Persepsi yang terbangun adalah bahwa Islam itu agama intoleran. Agama kekerasan dan pemaksaan. Agama yang menakutkan dan antitesis dari kebebasan dan HAM. Mungkin peristiwa terbaru yang kemudian dibangun sebagai wajah Islam adalah ketika terjadi kekisruhan di Kabul di saat Afghanistan terjatuh ke tangan Taliban.
Maka benar seperti yang juga sering saya sampaikan bahwa peperangan terdahsyat saat ini bukan peperangan nuklir atau senjata kimia lagi. Tapi peperangan imej dan persepsi di antara manusia. Dan siapa yang memenangkan peperangan itu mereka akan memenangkan dunia.

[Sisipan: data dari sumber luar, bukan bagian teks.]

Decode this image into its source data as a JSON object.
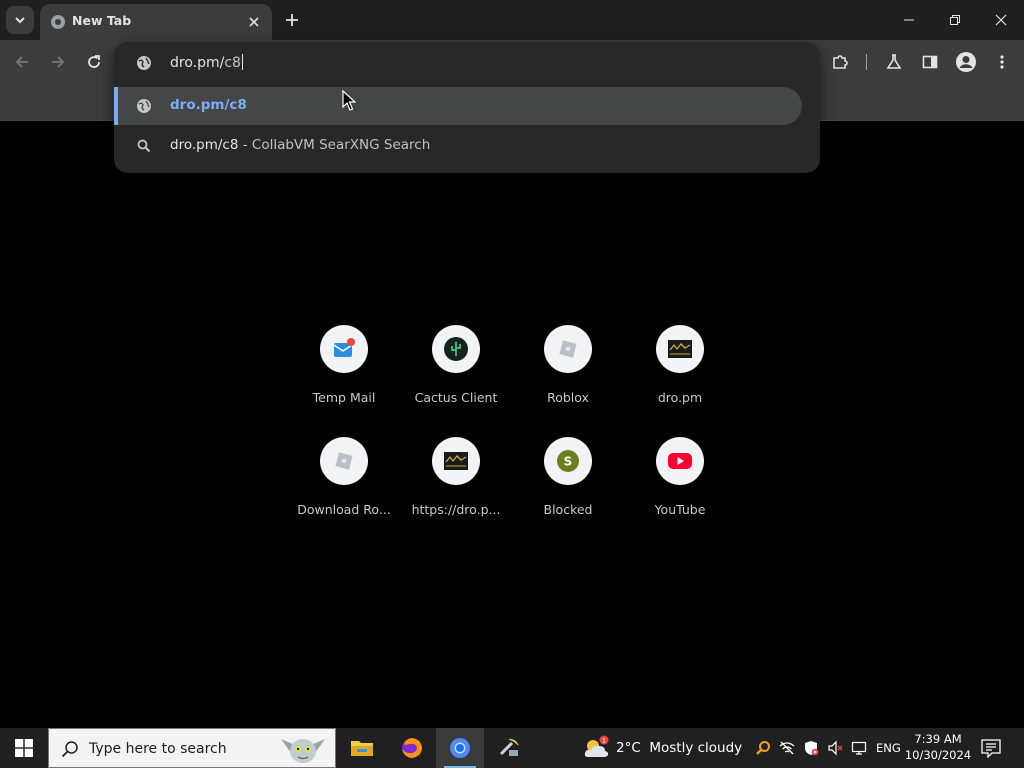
{
  "browser": {
    "tab": {
      "title": "New Tab"
    },
    "omnibox": {
      "input_primary": "dro.pm/",
      "input_secondary": "c8",
      "suggestions": [
        {
          "text": "dro.pm/c8",
          "type": "url",
          "selected": true
        },
        {
          "text": "dro.pm/c8",
          "separator": " - ",
          "provider": "CollabVM SearXNG Search",
          "type": "search"
        }
      ]
    },
    "accent_color": "#7cacf8"
  },
  "shortcuts": [
    {
      "title": "Temp Mail",
      "icon": "temp-mail-icon"
    },
    {
      "title": "Cactus Client",
      "icon": "cactus-client-icon"
    },
    {
      "title": "Roblox",
      "icon": "roblox-icon"
    },
    {
      "title": "dro.pm",
      "icon": "dro-pm-icon"
    },
    {
      "title": "Download Ro...",
      "icon": "roblox-icon"
    },
    {
      "title": "https://dro.p...",
      "icon": "dro-pm-icon"
    },
    {
      "title": "Blocked",
      "icon": "blocked-s-icon"
    },
    {
      "title": "YouTube",
      "icon": "youtube-icon"
    }
  ],
  "taskbar": {
    "search_placeholder": "Type here to search",
    "weather": {
      "temp": "2°C",
      "condition": "Mostly cloudy"
    },
    "language": "ENG",
    "time": "7:39 AM",
    "date": "10/30/2024"
  }
}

Dalam beberapa tulisan mendatang ini akan saya tuliskan beberap argumentasi, baik berdasarkan dasar-dasar keagamaan (Al-Qur’an dan hadits) maupun fakta sejarah betapa Islam dan umat Islam itu toleran.
Sayang ketidakjujuran dunia dan media khususnya menjadikan banyak manusia yang termakan misinformasi tentang toleransi Islam. Tapi yang lebih aneh adalah ketika ada di antara umat ini sendiri yang seolah meyakini dan menuduh agama dan Umat ini tidak toleran. Wal-‘iyadzu billah! [Bersambung]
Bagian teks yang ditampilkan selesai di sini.